We’re sure, like us, you’ve seen it all in past weeks; from articles suggesting AI can create academic papers good enough for journals, to lecturers being urged to review their assessments in light of ChatGPT’s disruptive capabilities.
But are AI text generation tools really the problem? Or do they reveal more serious issues around assessment practices and the academic/student relationship?
If we continue with current assessment methods, there’s no clear solution on the horizon to mitigate against the use of AI tools. We’ve seen some efforts to employ the “detection tool” approach used for other forms of academic malpractices – but every single one of them has been beaten in practice, and many flag the work of humans as AI derived.
Simply restricting access is not an option – the technical landscape is moving quickly with Microsoft and others releasing a range of AI enhanced tools (such as Bing Search with ChatGPT) and platforms (such as Microsoft Teams). A myriad of new AI large language models (LLMs) are in the works, or soon to be released, such as Google’s Bard, or NVIDIA’s NeMo. Moving beyond text, LLMs are moving into sophisticated image and video generation. It’s impractical and improbable for students to avoid using such tools as they become ubiquitous in society – a “ban” on such tools would make about as much sense as banning the use of Word’s spell checker due to how ‘frictionless’ they are designed to be.
A starting point for many is that academic integrity is tarnished through students engaging in malpractice (however defined), and even if we accept this deficit framing, it presents a range of both practical and moral problems, as Jan McArthur has argued on Wonkhe in the past in relation to use of plagiarism detection software. Outside of academia, graduates write and generate ideas drawing on a range of sources using a wide variety of tools and approaches – we need to be considering supporting students in using AI as a part of effective academic work and preparation for graduation (and the participation in work and wider society that follows).
Protect, or accept and progress
“Computer-based maths”’ is a movement with the aim of reforming maths education. The principle is that curricula (and by extension, assessment) should “assume computers exist”, and move students towards a more developmentally effective learning experience. Higher education as a whole cannot get away from “assuming AI exists” and that students will use it – so there is a need to build curricula and assessments around this reality.
So rather than simply focusing on protecting the status quo, we could be working with students to design the assessment of the future. Academics have a responsibility to teach students how to use all kinds of tools and resources (search engines, academic literature databases, open data) in a useful but moral and ethical fashion – and already design assessments with a core focus on academic integrity, but augmented with a sense of trust and an understanding that these tools exist and will (and should) be used.
One of fundamental shifts in assessment is therefore likely to be around defining the level of creativity and originality lecturers expect from students, and what these terms will mean. The future of knowledge work is likely to expect people to range across multiple domains of expertise – so asking the right questions (whether this is of people, data, or artificial intelligence) becomes paramount.
For instance, we can see that the current iteration of AI tends to “hallucinate” many things, providing phrased answers that lack factual rigour. There’s been numerous reports of AI generating fake references or inventing entirely spurious facts. Although it is claimed that ChatGPT can write an essay deserving a 2:2, in practice the user requires a great deal of critical reasoning and research to bring the average response up to that standard. Such skills have always been in demand – and it is possible to imagine that “improving” an AI answer in this way as an interesting assessment design.

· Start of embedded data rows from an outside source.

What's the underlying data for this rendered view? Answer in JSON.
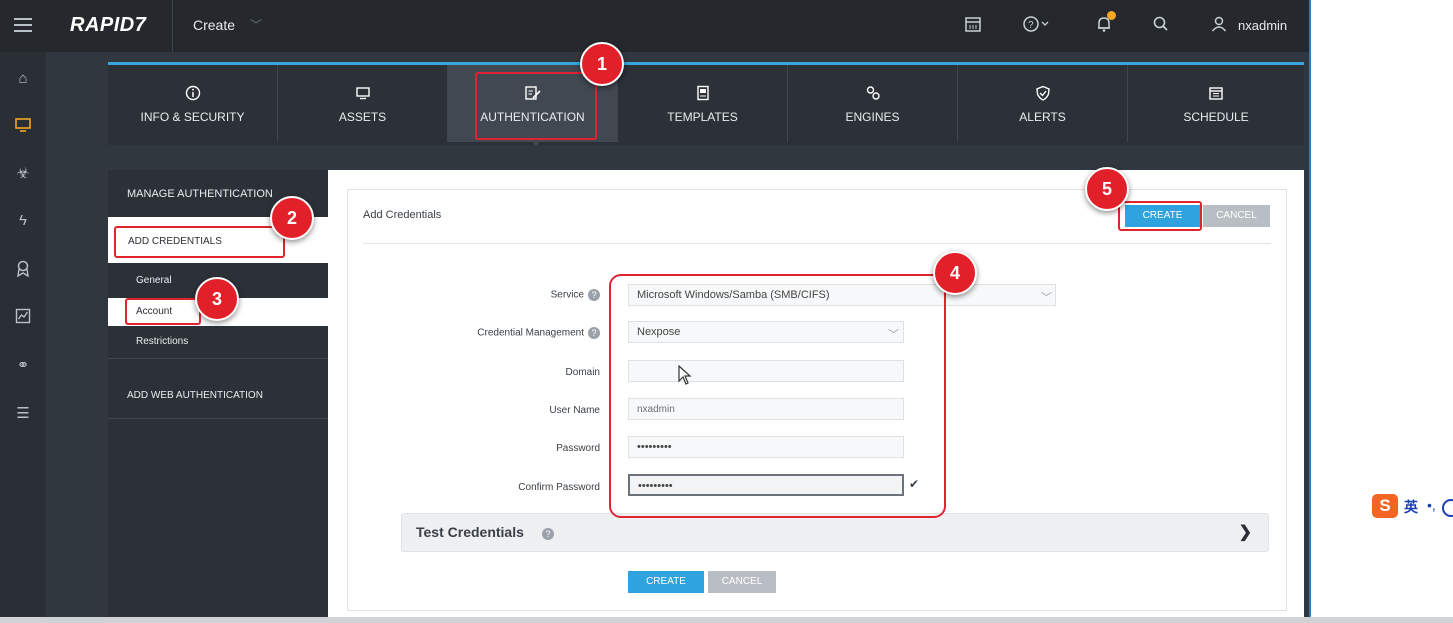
{
  "topbar": {
    "logo": "RAPID7",
    "create_menu": "Create",
    "username": "nxadmin",
    "icons": [
      "menu-icon",
      "calendar-icon",
      "help-icon",
      "bell-icon",
      "search-icon",
      "user-icon"
    ]
  },
  "leftnav": {
    "icons": [
      "home-icon",
      "monitor-icon",
      "biohazard-icon",
      "vulnerability-icon",
      "ribbon-icon",
      "chart-icon",
      "link-icon",
      "list-icon"
    ]
  },
  "tabs": [
    {
      "label": "INFO & SECURITY",
      "icon": "info-icon"
    },
    {
      "label": "ASSETS",
      "icon": "monitor-icon"
    },
    {
      "label": "AUTHENTICATION",
      "icon": "key-edit-icon"
    },
    {
      "label": "TEMPLATES",
      "icon": "template-icon"
    },
    {
      "label": "ENGINES",
      "icon": "gears-icon"
    },
    {
      "label": "ALERTS",
      "icon": "shield-icon"
    },
    {
      "label": "SCHEDULE",
      "icon": "calendar-icon"
    }
  ],
  "subpanel": {
    "manage": "MANAGE AUTHENTICATION",
    "add_credentials": "ADD CREDENTIALS",
    "items": [
      "General",
      "Account",
      "Restrictions"
    ],
    "add_web": "ADD WEB AUTHENTICATION"
  },
  "card": {
    "title": "Add Credentials",
    "create_label": "CREATE",
    "cancel_label": "CANCEL"
  },
  "form": {
    "service_label": "Service",
    "service_value": "Microsoft Windows/Samba (SMB/CIFS)",
    "cred_mgmt_label": "Credential Management",
    "cred_mgmt_value": "Nexpose",
    "domain_label": "Domain",
    "domain_value": "",
    "username_label": "User Name",
    "username_value": "nxadmin",
    "password_label": "Password",
    "password_value": "•••••••••",
    "confirm_label": "Confirm Password",
    "confirm_value": "•••••••••",
    "help_glyph": "?",
    "check_glyph": "✔"
  },
  "test_credentials": {
    "label": "Test Credentials",
    "chevron": "❯"
  },
  "markers": [
    "1",
    "2",
    "3",
    "4",
    "5"
  ],
  "ime": {
    "logo": "S",
    "char": "英",
    "punct": "•,"
  }
}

The QAA recently published a briefing note to support the challenges of academic integrity that the sector is facing. Its advice is clear: communicate early with students and discuss the technology with them; design assessments around co-creation, iteration, and critical thinking skills; and that detection tools are unverified and ineffective. This semester’s forthcoming assessment period may be turbulent across the sector; we’re never returning to pen and paper assessment, just like we’re never going to deny electricity exists. But surely a culture of academic integrity can only be built upon mutual trust and understanding; students don’t inherently wish to cheat, and framing these tools as cheating doesn’t help anyone.
The next steps
We clearly cannot design assessments based on student access to a paid product without planning to ensure all students can access it on the same terms. We can’t build learning and assessment around tools that could disappear or change radically at any moment. We need to assess students based on what they can do, not what they can afford.
As with any new technology there are risks and opportunities to the use of AI in education. Older readers may recall similar concerns as the internet became widely accessible – and downloading an essay from a website replaced the dominant model of buying one from a student in the year above. The technological arms race that followed brought about the rise of the essay mill, and some of the most effective academic malpractice that money could buy. Now that approach has been banned, maybe the latest and greatest AI will pick up the premium misconduct mantle – or something else will arise on the darker corners of the web.
A failure to iterate the design of assessment, and a reliance on the technology of “detection” as a stopgap doesn’t just leave academic integrity in question – it poses fundamental questions about structural inequality too.